Channel 7 News had run stories six different times between Thursday and Sunday about the faith healer coming to Belleville and many people came with their sick children, ailing elderly people, and others in wheelchairs, on walkers and with oxygen.
Almost 1,000 were prayed over by Dr. Issam Nemeh between 1 p.m. Sunday and 1 a.m. Monday morning when he finally finished. About the same number had to be turned away, said church members who volunteered at the event.
Dr. Nemeh is a Cleveland, Ohio, surgeon and devout Catholic who is known for using his hands to pray over people. As healings are reported, the crowds swell at his appearances. He said what happens with their faith is more important than physical healings.
He has been interviewed many times and there is more information on his websitewww.pathtofaith.com . Besides surgery, he is also certified in anesthesiology and meridian acupuncture.

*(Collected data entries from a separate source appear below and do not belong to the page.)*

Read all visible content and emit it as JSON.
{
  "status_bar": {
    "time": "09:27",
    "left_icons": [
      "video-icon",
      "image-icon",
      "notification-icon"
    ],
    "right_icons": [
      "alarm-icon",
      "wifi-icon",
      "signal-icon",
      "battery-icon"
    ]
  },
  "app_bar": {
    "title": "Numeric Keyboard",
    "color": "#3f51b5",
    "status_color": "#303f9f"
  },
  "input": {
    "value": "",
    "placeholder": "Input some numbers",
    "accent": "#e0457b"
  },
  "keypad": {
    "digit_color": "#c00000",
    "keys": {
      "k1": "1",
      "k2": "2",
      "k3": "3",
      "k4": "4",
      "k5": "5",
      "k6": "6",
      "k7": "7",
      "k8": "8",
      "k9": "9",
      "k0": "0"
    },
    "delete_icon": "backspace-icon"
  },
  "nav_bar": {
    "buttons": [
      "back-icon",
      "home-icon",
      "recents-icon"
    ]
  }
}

Dr. Nemeh said he was born in Syria and has had the gift always, but kept it to himself until Jesus led the way to bring it out to the public, starting at his diocese in Cleveland.
On Channel 7, Georgia Leventus of Marysville reported she was legally blind from optic neuroitis, a form of multiple sclerosis. Her friend encouraged her to go to Dr. Nemeh and Leventus told the television audience that once the doctor put his fingers into her eyes, she could see again.

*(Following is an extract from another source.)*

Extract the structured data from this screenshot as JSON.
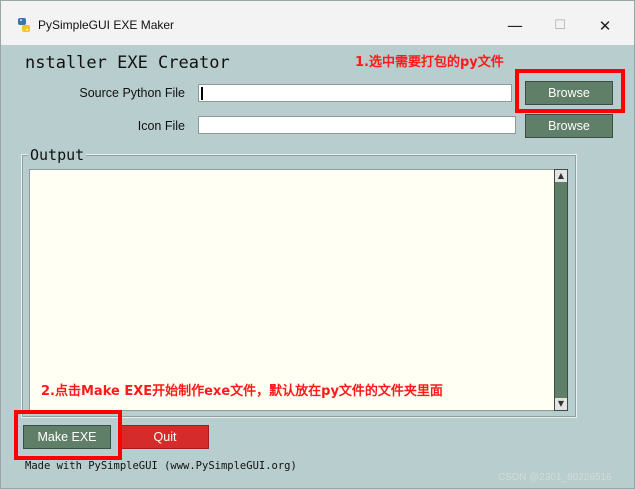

Marilyn Krcmarik of Belleville suffered from spinal stenosis and said she was healed by Dr. Nemeh. Her friends in Belleville say her healing is real.
Sunday was the third time Dr. Nemeh has come to St. Anthony’s and in the past he was always able to pray over all that came, with none turned away. But Sunday was different.

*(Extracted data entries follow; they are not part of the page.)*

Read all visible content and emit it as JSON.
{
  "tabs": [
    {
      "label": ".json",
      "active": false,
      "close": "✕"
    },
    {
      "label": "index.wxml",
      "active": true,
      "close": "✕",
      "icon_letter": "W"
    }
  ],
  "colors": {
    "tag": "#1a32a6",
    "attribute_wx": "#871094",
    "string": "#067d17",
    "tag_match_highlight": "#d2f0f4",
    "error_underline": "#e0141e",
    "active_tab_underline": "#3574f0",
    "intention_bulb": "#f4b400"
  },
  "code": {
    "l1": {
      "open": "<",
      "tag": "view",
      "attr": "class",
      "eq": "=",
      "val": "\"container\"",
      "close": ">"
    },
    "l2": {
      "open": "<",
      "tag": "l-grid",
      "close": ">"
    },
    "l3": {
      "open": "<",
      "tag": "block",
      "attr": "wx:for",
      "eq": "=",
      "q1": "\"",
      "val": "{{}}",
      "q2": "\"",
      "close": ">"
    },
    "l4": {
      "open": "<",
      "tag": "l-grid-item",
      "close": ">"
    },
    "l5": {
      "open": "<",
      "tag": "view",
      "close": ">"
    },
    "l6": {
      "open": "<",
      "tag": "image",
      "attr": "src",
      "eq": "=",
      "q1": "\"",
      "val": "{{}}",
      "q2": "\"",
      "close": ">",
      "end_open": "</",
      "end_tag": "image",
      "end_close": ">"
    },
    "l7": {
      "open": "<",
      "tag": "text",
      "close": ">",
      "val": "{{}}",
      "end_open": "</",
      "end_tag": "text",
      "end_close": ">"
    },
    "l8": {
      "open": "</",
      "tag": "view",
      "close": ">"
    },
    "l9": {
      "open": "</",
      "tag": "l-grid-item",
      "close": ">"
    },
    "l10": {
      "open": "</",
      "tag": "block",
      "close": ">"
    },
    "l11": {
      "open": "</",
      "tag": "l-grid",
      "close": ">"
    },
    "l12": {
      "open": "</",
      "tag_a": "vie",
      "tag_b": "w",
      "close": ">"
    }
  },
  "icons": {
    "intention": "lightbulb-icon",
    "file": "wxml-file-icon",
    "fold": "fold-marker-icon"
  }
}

There were 800 tickets, which were all sold for $20 each to pay for expenses by Dr. Nemeh and his team and the refreshments at the church. The extra is donated to the church and Dr. Nemeh said he is not paid for his appearances.
Healing services were set for 1:30, 3, and 5:30 p.m. on Sunday, but an additional service was added for 7:30 p.m., because of the crowd. The church was full and the overflow was kept in the Father Folta building. Some people who arrived at 1 p.m., didn’t get to see Dr. Nemeh until 8 p.m.
Volunteers stood in the rain directing traffic to ease the jam on West Columbia until Belleville Police told them they couldn’t stand in the street because it was unsafe. They continued to direct traffic in the parking lot and explain the situation to drivers.
Belleville Police Chief Gene Taylor said on Monday that he had not been informed there would be a crowd or he would have provided traffic control.
One volunteer, who did not wish to be identified, said it was so hard to see those in need turned away, but it just wasn’t possible to deal with all those who came.
“How do you tell the children no?” she asked, saying it was heart-breaking to see. She said at the very end of the session, Dr. Nemeh tried to work in the extra people.
“Had it not been for Channel 7, we would not have had to turn anyone away,” she said. “They did a lot of damage.”
She said people came from the Upper Peninsula, Traverse City, Pontiac, and even Cleveland, where the doctor has a following. A nun from Nigeria arrived.
She said Dr. Nemeh only took one break for the day and that was to eat dinner.
Mary Herring and other volunteers put on the dinner.
While some people reported physical healings, many said they felt the Holy Spirit when the doctor touched them and prayed over them.
The feeling is described as “a very peaceful, serene feeling and every problem in your life is lifted off your shoulders. It is a beautiful feeling and you’re in kind of a twilight sleep.” Often people collapse backward when touched and they are gently lowered to the floor by “catchers” who stand behind them. “He doesn’t push you,” she stressed.
Some people were desperate, with one telling volunteers he called the rectory and was told he wouldn’t need a ticket and no one is turned away.
Because of the overwhelming response due to television coverage, this time people had to be turned away.
The church is planning to have Dr. Nemeh back in the near future.
A rumor went around later in the day that Channel 7 was promoting the event so much because one of its people was healed by the doctor. This could not be confirmed.
Mike Foley of Frosty Boy on Main Street said that around noontime on Sunday he had about 20 different people stop at his ice cream stand to ask for directions to the church. He said people often stop to ask directions to different place, but this was a very unusual number of out-of-town visitors heading to St. Anthony.